Nie pokazuj emocji, bądź trochę jak robot, który jedynie ciężko pracuje. Tak w wielu przypadkach wyglądało zawodowe życie wielu Japończyków. Ale to się zmienia. Teraz bowiem są nawet zachęcani, by nie dusić w sobie emocji i...zacząć płakać. A zachęcanie ma miejsce na specjalnych warsztatach, gdzie łzy uczestników są wycierane przez eksperta. Po co to wszystko? Materiał "Faktów z zagranicy" w TVN24 BiS.
Za pomocą profesjonalnych filmów eksperci próbują poruszyć uczestników warsztatów do łez. W kraju, w którym ludzie ukrywają swoje emocje, nie jest to łatwe.
Japończycy od małego są uczeni nieokazywania emocji publicznie, a na warsztatach muszą robić to, siedząc naprzeciwko swoich kolegów i koleżanek z pracy, dopóki ekspert nie wytrze ich łez chusteczką.
Warsztaty nie są tanie.

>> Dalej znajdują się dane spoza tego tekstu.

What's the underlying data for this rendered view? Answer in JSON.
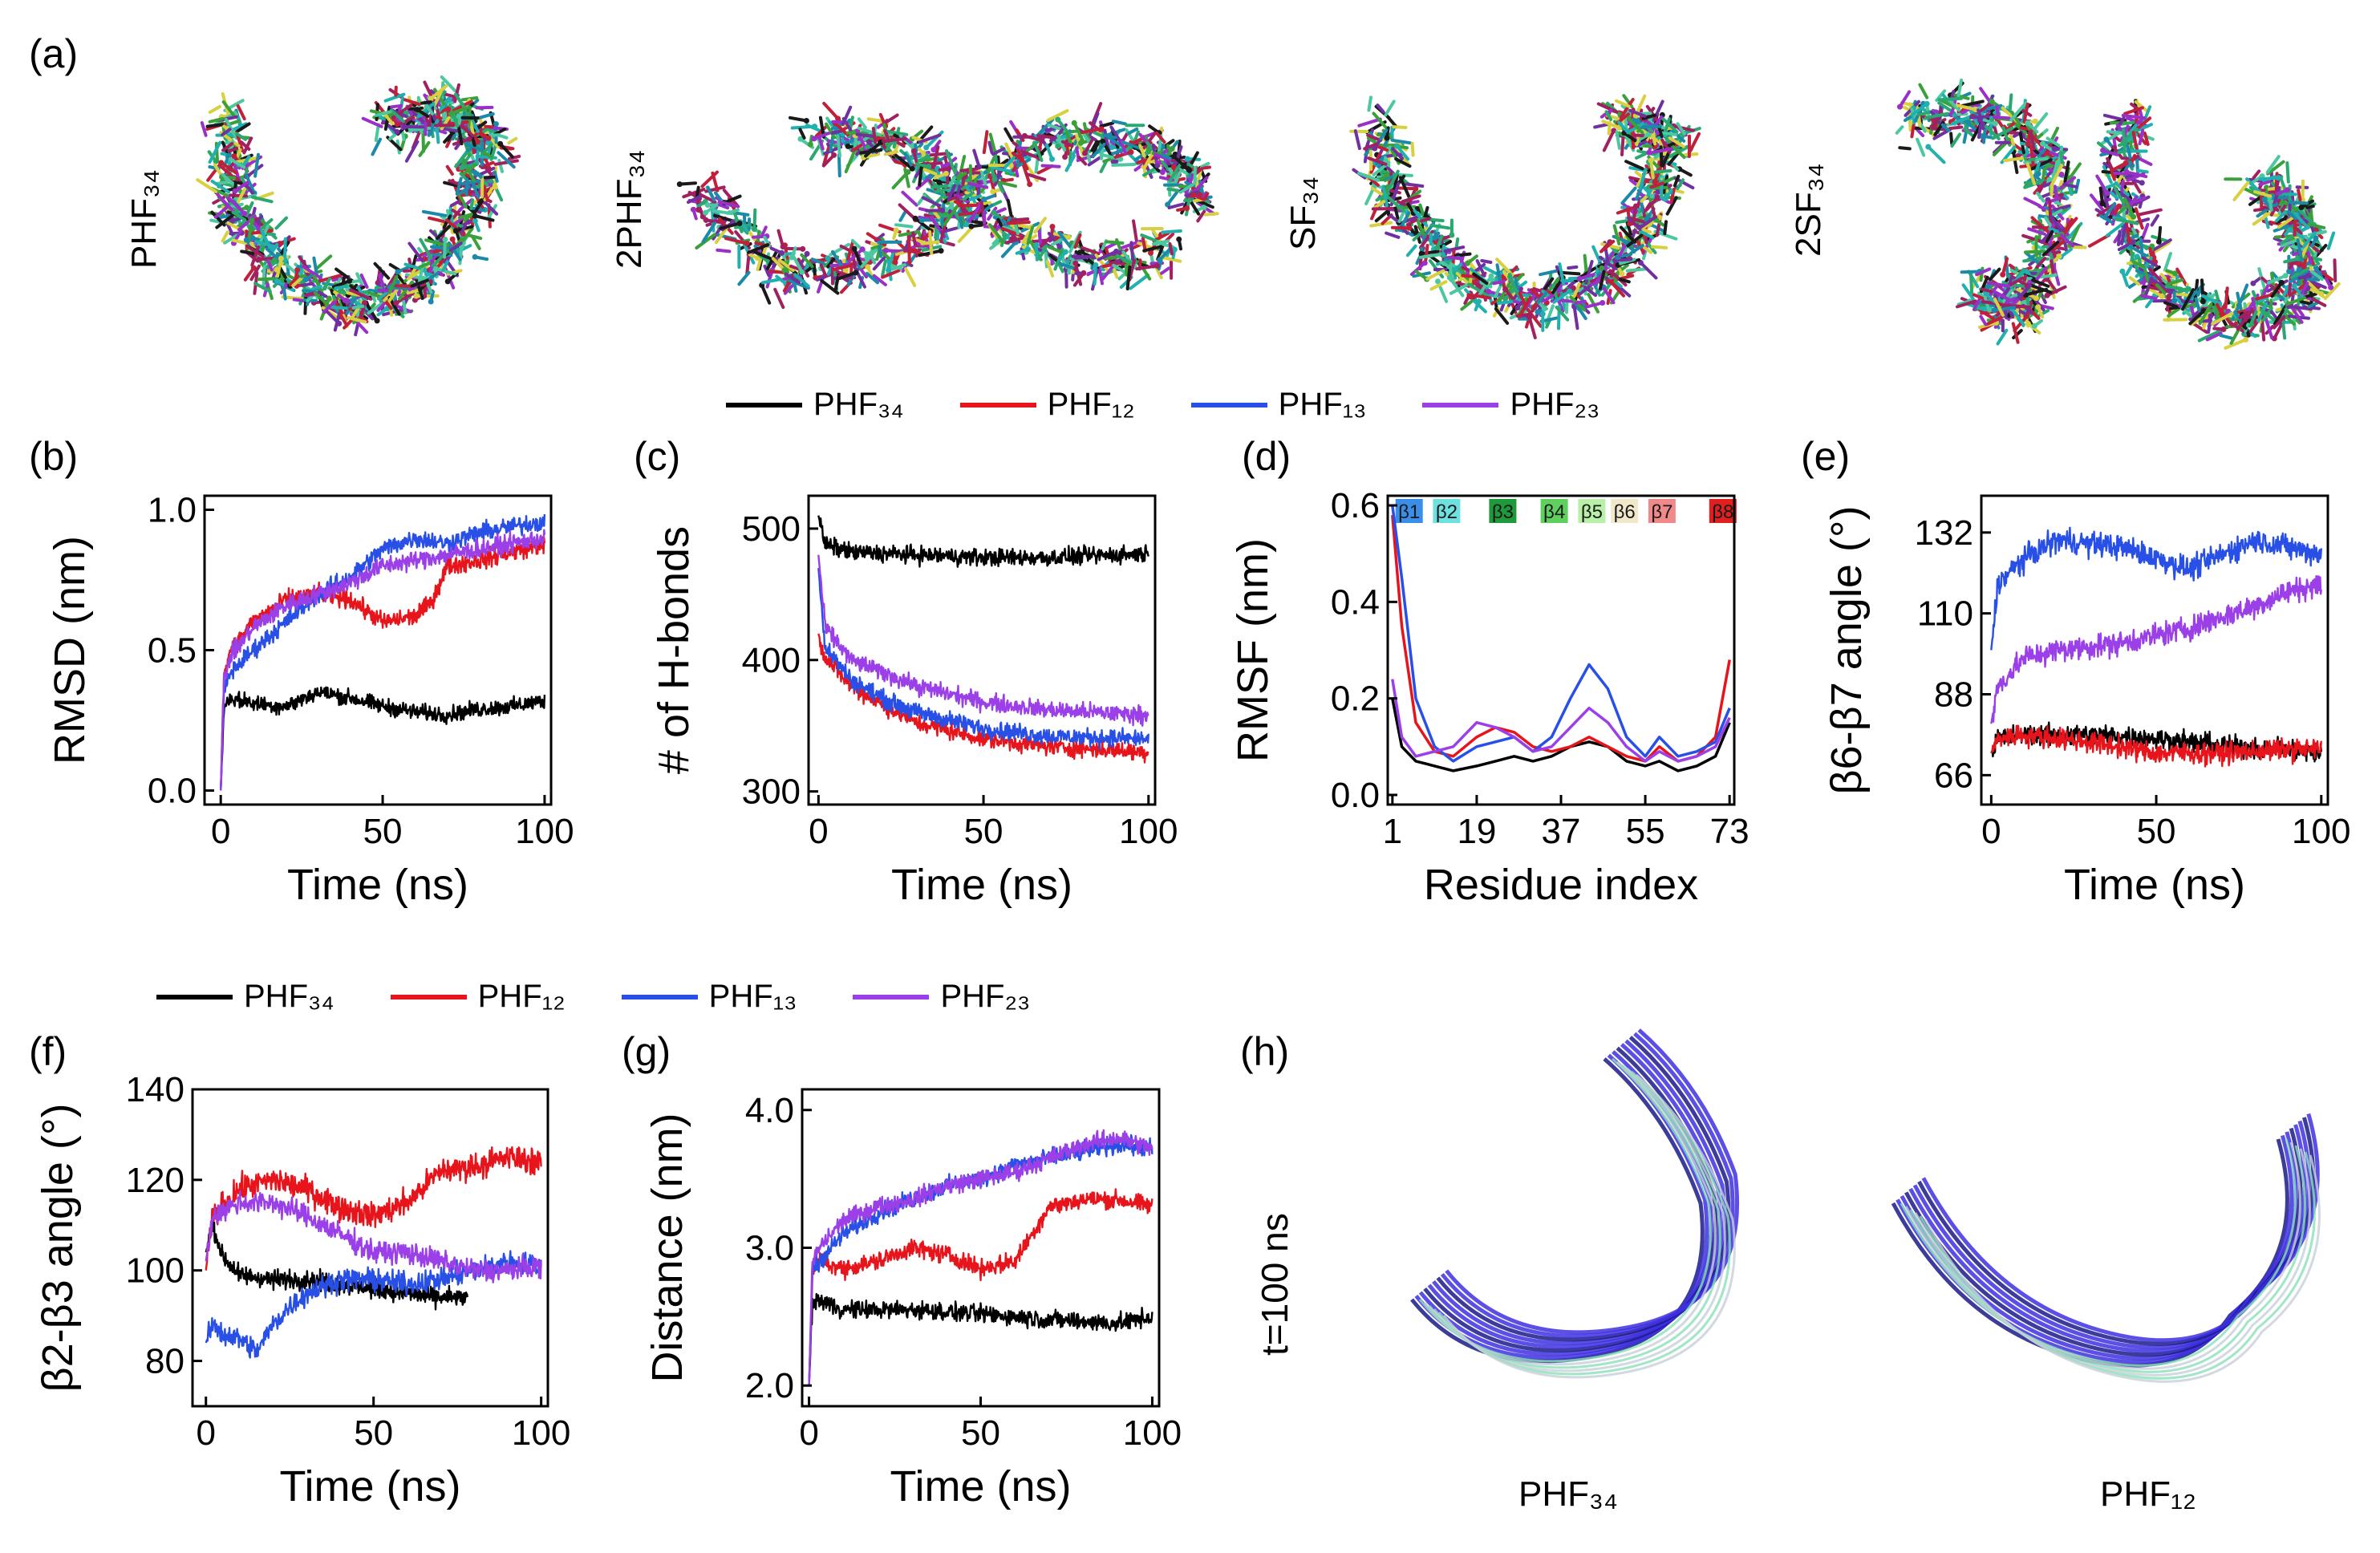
{
  "panel_labels": {
    "a": "(a)",
    "b": "(b)",
    "c": "(c)",
    "d": "(d)",
    "e": "(e)",
    "f": "(f)",
    "g": "(g)",
    "h": "(h)"
  },
  "structures": [
    {
      "label": "PHF₃₄"
    },
    {
      "label": "2PHF₃₄"
    },
    {
      "label": "SF₃₄"
    },
    {
      "label": "2SF₃₄"
    }
  ],
  "legend": [
    {
      "name": "PHF₃₄",
      "color": "#000000"
    },
    {
      "name": "PHF₁₂",
      "color": "#e8141c"
    },
    {
      "name": "PHF₁₃",
      "color": "#2850e6"
    },
    {
      "name": "PHF₂₃",
      "color": "#9b40e8"
    }
  ],
  "panel_h": {
    "time_label": "t=100 ns",
    "captions": [
      "PHF₃₄",
      "PHF₁₂"
    ]
  },
  "chart_data": [
    {
      "id": "b",
      "type": "line",
      "xlabel": "Time (ns)",
      "ylabel": "RMSD (nm)",
      "xlim": [
        -5,
        102
      ],
      "ylim": [
        -0.05,
        1.05
      ],
      "xticks": [
        0,
        50,
        100
      ],
      "xticklabels": [
        "0",
        "50",
        "100"
      ],
      "yticks": [
        0.0,
        0.5,
        1.0
      ],
      "yticklabels": [
        "0.0",
        "0.5",
        "1.0"
      ],
      "series": [
        {
          "name": "PHF₃₄",
          "color": "#000000",
          "noise": 0.035,
          "x": [
            0,
            1,
            3,
            10,
            20,
            30,
            40,
            50,
            60,
            70,
            80,
            90,
            100
          ],
          "y": [
            0.0,
            0.3,
            0.33,
            0.31,
            0.3,
            0.35,
            0.33,
            0.3,
            0.28,
            0.27,
            0.29,
            0.3,
            0.32
          ]
        },
        {
          "name": "PHF₁₂",
          "color": "#e8141c",
          "noise": 0.04,
          "x": [
            0,
            1,
            3,
            10,
            20,
            30,
            40,
            50,
            60,
            65,
            70,
            80,
            90,
            100
          ],
          "y": [
            0.0,
            0.42,
            0.5,
            0.6,
            0.68,
            0.7,
            0.68,
            0.6,
            0.62,
            0.67,
            0.8,
            0.82,
            0.85,
            0.88
          ]
        },
        {
          "name": "PHF₁₃",
          "color": "#2850e6",
          "noise": 0.04,
          "x": [
            0,
            1,
            3,
            10,
            20,
            30,
            40,
            50,
            60,
            70,
            80,
            90,
            100
          ],
          "y": [
            0.0,
            0.35,
            0.42,
            0.5,
            0.6,
            0.7,
            0.76,
            0.86,
            0.9,
            0.88,
            0.92,
            0.94,
            0.96
          ]
        },
        {
          "name": "PHF₂₃",
          "color": "#9b40e8",
          "noise": 0.04,
          "x": [
            0,
            1,
            3,
            10,
            20,
            30,
            40,
            50,
            60,
            70,
            80,
            90,
            100
          ],
          "y": [
            0.0,
            0.4,
            0.48,
            0.58,
            0.66,
            0.7,
            0.74,
            0.8,
            0.82,
            0.84,
            0.86,
            0.88,
            0.9
          ]
        }
      ]
    },
    {
      "id": "c",
      "type": "line",
      "xlabel": "Time (ns)",
      "ylabel": "# of H-bonds",
      "xlim": [
        -3,
        102
      ],
      "ylim": [
        290,
        525
      ],
      "xticks": [
        0,
        50,
        100
      ],
      "xticklabels": [
        "0",
        "50",
        "100"
      ],
      "yticks": [
        300,
        400,
        500
      ],
      "yticklabels": [
        "300",
        "400",
        "500"
      ],
      "series": [
        {
          "name": "PHF₃₄",
          "color": "#000000",
          "noise": 8,
          "x": [
            0,
            2,
            10,
            30,
            50,
            70,
            90,
            100
          ],
          "y": [
            510,
            488,
            482,
            480,
            478,
            478,
            480,
            481
          ]
        },
        {
          "name": "PHF₁₂",
          "color": "#e8141c",
          "noise": 8,
          "x": [
            0,
            2,
            10,
            20,
            30,
            50,
            70,
            100
          ],
          "y": [
            420,
            402,
            380,
            365,
            352,
            340,
            334,
            330
          ]
        },
        {
          "name": "PHF₁₃",
          "color": "#2850e6",
          "noise": 8,
          "x": [
            0,
            2,
            10,
            20,
            30,
            50,
            70,
            100
          ],
          "y": [
            470,
            410,
            385,
            370,
            360,
            348,
            342,
            340
          ]
        },
        {
          "name": "PHF₂₃",
          "color": "#9b40e8",
          "noise": 8,
          "x": [
            0,
            2,
            10,
            20,
            30,
            50,
            70,
            100
          ],
          "y": [
            480,
            425,
            400,
            390,
            380,
            368,
            362,
            358
          ]
        }
      ]
    },
    {
      "id": "d",
      "type": "line",
      "xlabel": "Residue index",
      "ylabel": "RMSF (nm)",
      "xlim": [
        0,
        74
      ],
      "ylim": [
        -0.02,
        0.62
      ],
      "xticks": [
        1,
        19,
        37,
        55,
        73
      ],
      "xticklabels": [
        "1",
        "19",
        "37",
        "55",
        "73"
      ],
      "yticks": [
        0.0,
        0.2,
        0.4,
        0.6
      ],
      "yticklabels": [
        "0.0",
        "0.2",
        "0.4",
        "0.6"
      ],
      "strands": [
        {
          "label": "β1",
          "color": "#3a8ee8",
          "x": 2
        },
        {
          "label": "β2",
          "color": "#6fe0e0",
          "x": 10
        },
        {
          "label": "β3",
          "color": "#1e9a3a",
          "x": 22
        },
        {
          "label": "β4",
          "color": "#5fd060",
          "x": 33
        },
        {
          "label": "β5",
          "color": "#b8f0a8",
          "x": 41
        },
        {
          "label": "β6",
          "color": "#f0e8c8",
          "x": 48
        },
        {
          "label": "β7",
          "color": "#f08a8a",
          "x": 56
        },
        {
          "label": "β8",
          "color": "#e02020",
          "x": 69
        }
      ],
      "series": [
        {
          "name": "PHF₃₄",
          "color": "#000000",
          "noise": 0,
          "x": [
            1,
            3,
            6,
            10,
            14,
            19,
            23,
            27,
            31,
            35,
            39,
            43,
            47,
            51,
            55,
            58,
            62,
            66,
            70,
            73
          ],
          "y": [
            0.2,
            0.1,
            0.07,
            0.06,
            0.05,
            0.06,
            0.07,
            0.08,
            0.07,
            0.08,
            0.1,
            0.11,
            0.1,
            0.07,
            0.06,
            0.07,
            0.05,
            0.06,
            0.08,
            0.15
          ]
        },
        {
          "name": "PHF₁₂",
          "color": "#e8141c",
          "noise": 0,
          "x": [
            1,
            3,
            6,
            10,
            14,
            19,
            23,
            27,
            31,
            35,
            39,
            43,
            47,
            51,
            55,
            58,
            62,
            66,
            70,
            73
          ],
          "y": [
            0.58,
            0.35,
            0.15,
            0.09,
            0.08,
            0.12,
            0.14,
            0.13,
            0.1,
            0.09,
            0.1,
            0.12,
            0.1,
            0.08,
            0.07,
            0.1,
            0.07,
            0.08,
            0.12,
            0.28
          ]
        },
        {
          "name": "PHF₁₃",
          "color": "#2850e6",
          "noise": 0,
          "x": [
            1,
            3,
            6,
            10,
            14,
            19,
            23,
            27,
            31,
            35,
            39,
            43,
            47,
            51,
            55,
            58,
            62,
            66,
            70,
            73
          ],
          "y": [
            0.6,
            0.45,
            0.2,
            0.1,
            0.07,
            0.1,
            0.11,
            0.12,
            0.09,
            0.12,
            0.2,
            0.27,
            0.22,
            0.12,
            0.08,
            0.12,
            0.08,
            0.09,
            0.11,
            0.18
          ]
        },
        {
          "name": "PHF₂₃",
          "color": "#9b40e8",
          "noise": 0,
          "x": [
            1,
            3,
            6,
            10,
            14,
            19,
            23,
            27,
            31,
            35,
            39,
            43,
            47,
            51,
            55,
            58,
            62,
            66,
            70,
            73
          ],
          "y": [
            0.24,
            0.12,
            0.08,
            0.09,
            0.1,
            0.15,
            0.14,
            0.12,
            0.09,
            0.1,
            0.14,
            0.18,
            0.15,
            0.1,
            0.07,
            0.09,
            0.07,
            0.08,
            0.1,
            0.16
          ]
        }
      ]
    },
    {
      "id": "e",
      "type": "line",
      "xlabel": "Time (ns)",
      "ylabel": "β6-β7 angle (°)",
      "xlim": [
        -3,
        102
      ],
      "ylim": [
        58,
        142
      ],
      "xticks": [
        0,
        50,
        100
      ],
      "xticklabels": [
        "0",
        "50",
        "100"
      ],
      "yticks": [
        66,
        88,
        110,
        132
      ],
      "yticklabels": [
        "66",
        "88",
        "110",
        "132"
      ],
      "series": [
        {
          "name": "PHF₃₄",
          "color": "#000000",
          "noise": 3.5,
          "x": [
            0,
            2,
            10,
            30,
            50,
            70,
            90,
            100
          ],
          "y": [
            72,
            76,
            77,
            77,
            76,
            74,
            73,
            72
          ]
        },
        {
          "name": "PHF₁₂",
          "color": "#e8141c",
          "noise": 3.5,
          "x": [
            0,
            2,
            10,
            30,
            50,
            70,
            90,
            100
          ],
          "y": [
            72,
            76,
            77,
            75,
            72,
            72,
            73,
            73
          ]
        },
        {
          "name": "PHF₁₃",
          "color": "#2850e6",
          "noise": 4,
          "x": [
            0,
            2,
            10,
            20,
            40,
            60,
            80,
            90,
            100
          ],
          "y": [
            100,
            118,
            125,
            130,
            128,
            122,
            130,
            128,
            126
          ]
        },
        {
          "name": "PHF₂₃",
          "color": "#9b40e8",
          "noise": 4,
          "x": [
            0,
            2,
            10,
            20,
            40,
            60,
            80,
            90,
            100
          ],
          "y": [
            80,
            90,
            98,
            100,
            102,
            106,
            112,
            116,
            118
          ]
        }
      ]
    },
    {
      "id": "f",
      "type": "line",
      "xlabel": "Time (ns)",
      "ylabel": "β2-β3 angle (°)",
      "xlim": [
        -4,
        102
      ],
      "ylim": [
        70,
        140
      ],
      "xticks": [
        0,
        50,
        100
      ],
      "xticklabels": [
        "0",
        "50",
        "100"
      ],
      "yticks": [
        80,
        100,
        120,
        140
      ],
      "yticklabels": [
        "80",
        "100",
        "120",
        "140"
      ],
      "series": [
        {
          "name": "PHF₃₄",
          "color": "#000000",
          "noise": 2.5,
          "x": [
            0,
            2,
            5,
            10,
            20,
            30,
            40,
            50,
            60,
            70,
            78
          ],
          "y": [
            104,
            110,
            103,
            99,
            98,
            98,
            97,
            96,
            95,
            94,
            94
          ]
        },
        {
          "name": "PHF₁₂",
          "color": "#e8141c",
          "noise": 3.5,
          "x": [
            0,
            2,
            10,
            20,
            30,
            40,
            50,
            60,
            70,
            80,
            90,
            100
          ],
          "y": [
            100,
            112,
            118,
            120,
            118,
            114,
            112,
            115,
            122,
            123,
            125,
            124
          ]
        },
        {
          "name": "PHF₁₃",
          "color": "#2850e6",
          "noise": 3,
          "x": [
            0,
            2,
            5,
            10,
            15,
            20,
            25,
            30,
            40,
            50,
            60,
            70,
            80,
            90,
            100
          ],
          "y": [
            84,
            88,
            86,
            85,
            82,
            88,
            92,
            95,
            98,
            98,
            97,
            98,
            100,
            102,
            101
          ]
        },
        {
          "name": "PHF₂₃",
          "color": "#9b40e8",
          "noise": 3,
          "x": [
            0,
            2,
            10,
            20,
            30,
            40,
            50,
            60,
            70,
            80,
            90,
            100
          ],
          "y": [
            102,
            112,
            115,
            115,
            112,
            108,
            104,
            104,
            102,
            100,
            100,
            101
          ]
        }
      ]
    },
    {
      "id": "g",
      "type": "line",
      "xlabel": "Time (ns)",
      "ylabel": "Distance (nm)",
      "xlim": [
        -2,
        102
      ],
      "ylim": [
        1.85,
        4.15
      ],
      "xticks": [
        0,
        50,
        100
      ],
      "xticklabels": [
        "0",
        "50",
        "100"
      ],
      "yticks": [
        2.0,
        3.0,
        4.0
      ],
      "yticklabels": [
        "2.0",
        "3.0",
        "4.0"
      ],
      "series": [
        {
          "name": "PHF₃₄",
          "color": "#000000",
          "noise": 0.08,
          "x": [
            0,
            1,
            3,
            10,
            30,
            50,
            70,
            90,
            100
          ],
          "y": [
            2.0,
            2.6,
            2.62,
            2.55,
            2.55,
            2.52,
            2.48,
            2.45,
            2.5
          ]
        },
        {
          "name": "PHF₁₂",
          "color": "#e8141c",
          "noise": 0.08,
          "x": [
            0,
            1,
            3,
            10,
            20,
            30,
            40,
            50,
            60,
            65,
            70,
            80,
            90,
            100
          ],
          "y": [
            2.0,
            2.8,
            2.9,
            2.85,
            2.9,
            3.0,
            2.95,
            2.85,
            2.9,
            3.1,
            3.3,
            3.35,
            3.35,
            3.3
          ]
        },
        {
          "name": "PHF₁₃",
          "color": "#2850e6",
          "noise": 0.08,
          "x": [
            0,
            1,
            3,
            10,
            20,
            30,
            40,
            50,
            60,
            70,
            80,
            90,
            100
          ],
          "y": [
            2.0,
            2.85,
            2.9,
            3.1,
            3.25,
            3.35,
            3.45,
            3.5,
            3.6,
            3.65,
            3.7,
            3.75,
            3.72
          ]
        },
        {
          "name": "PHF₂₃",
          "color": "#9b40e8",
          "noise": 0.08,
          "x": [
            0,
            1,
            3,
            10,
            20,
            30,
            40,
            50,
            60,
            70,
            80,
            90,
            100
          ],
          "y": [
            2.0,
            2.9,
            3.0,
            3.2,
            3.3,
            3.35,
            3.45,
            3.5,
            3.55,
            3.65,
            3.75,
            3.8,
            3.72
          ]
        }
      ]
    }
  ]
}
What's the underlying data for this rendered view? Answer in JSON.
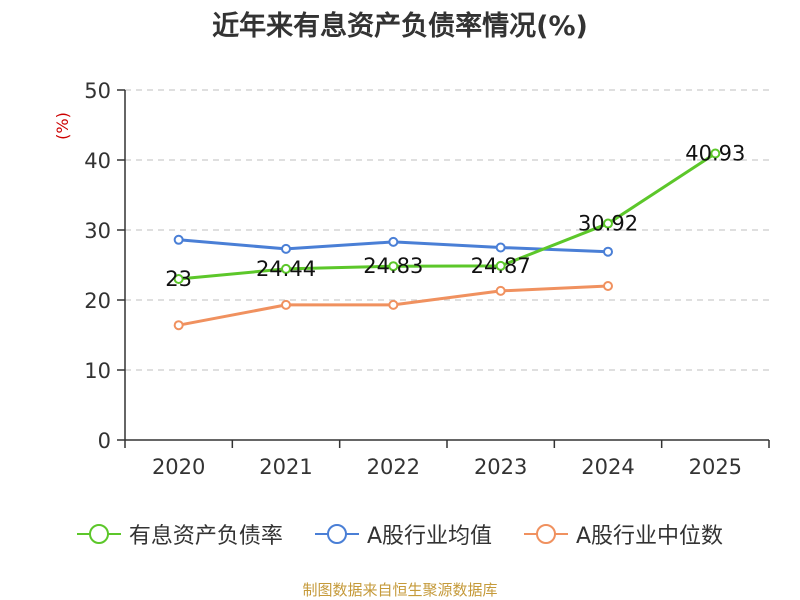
{
  "chart_data": {
    "type": "line",
    "title": "近年来有息资产负债率情况(%)",
    "ylabel": "(%)",
    "xlabel": "",
    "categories": [
      "2020",
      "2021",
      "2022",
      "2023",
      "2024",
      "2025"
    ],
    "ylim": [
      0,
      50
    ],
    "yticks": [
      0,
      10,
      20,
      30,
      40,
      50
    ],
    "grid": true,
    "legend_position": "bottom",
    "series": [
      {
        "name": "有息资产负债率",
        "color": "#5cc72a",
        "values": [
          23,
          24.44,
          24.83,
          24.87,
          30.92,
          40.93
        ],
        "labels": [
          "23",
          "24.44",
          "24.83",
          "24.87",
          "30.92",
          "40.93"
        ]
      },
      {
        "name": "A股行业均值",
        "color": "#4a7fd6",
        "values": [
          28.6,
          27.3,
          28.3,
          27.5,
          26.9,
          null
        ]
      },
      {
        "name": "A股行业中位数",
        "color": "#f0915f",
        "values": [
          16.4,
          19.3,
          19.3,
          21.3,
          22.0,
          null
        ]
      }
    ]
  },
  "source_text": "制图数据来自恒生聚源数据库"
}
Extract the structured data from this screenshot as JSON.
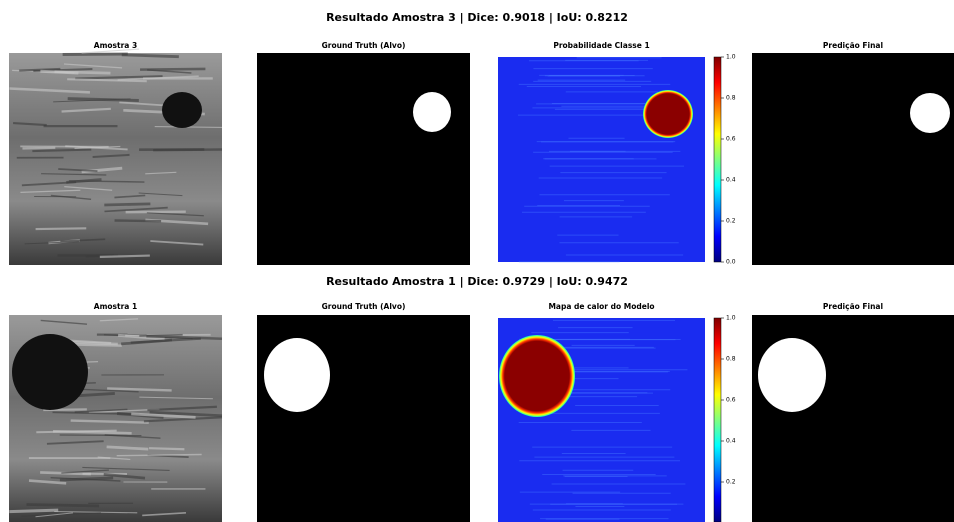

Kosztują ok. 400 euro od osoby, ale to podobno dobrze wydane pieniądze.
- Moi pracownicy ciężko pracują i chciałem im zaoferować coś, co rozładuje stres i zbliży ich jako zespół - mówi Naoki Fujikawa, przedsiębiorca.
Zdaniem psychologów okazywanie uczuć pomaga nie tylko jednostce, ale całemu zespołowi, zwiększa zaufanie i pomaga się zrelaksować.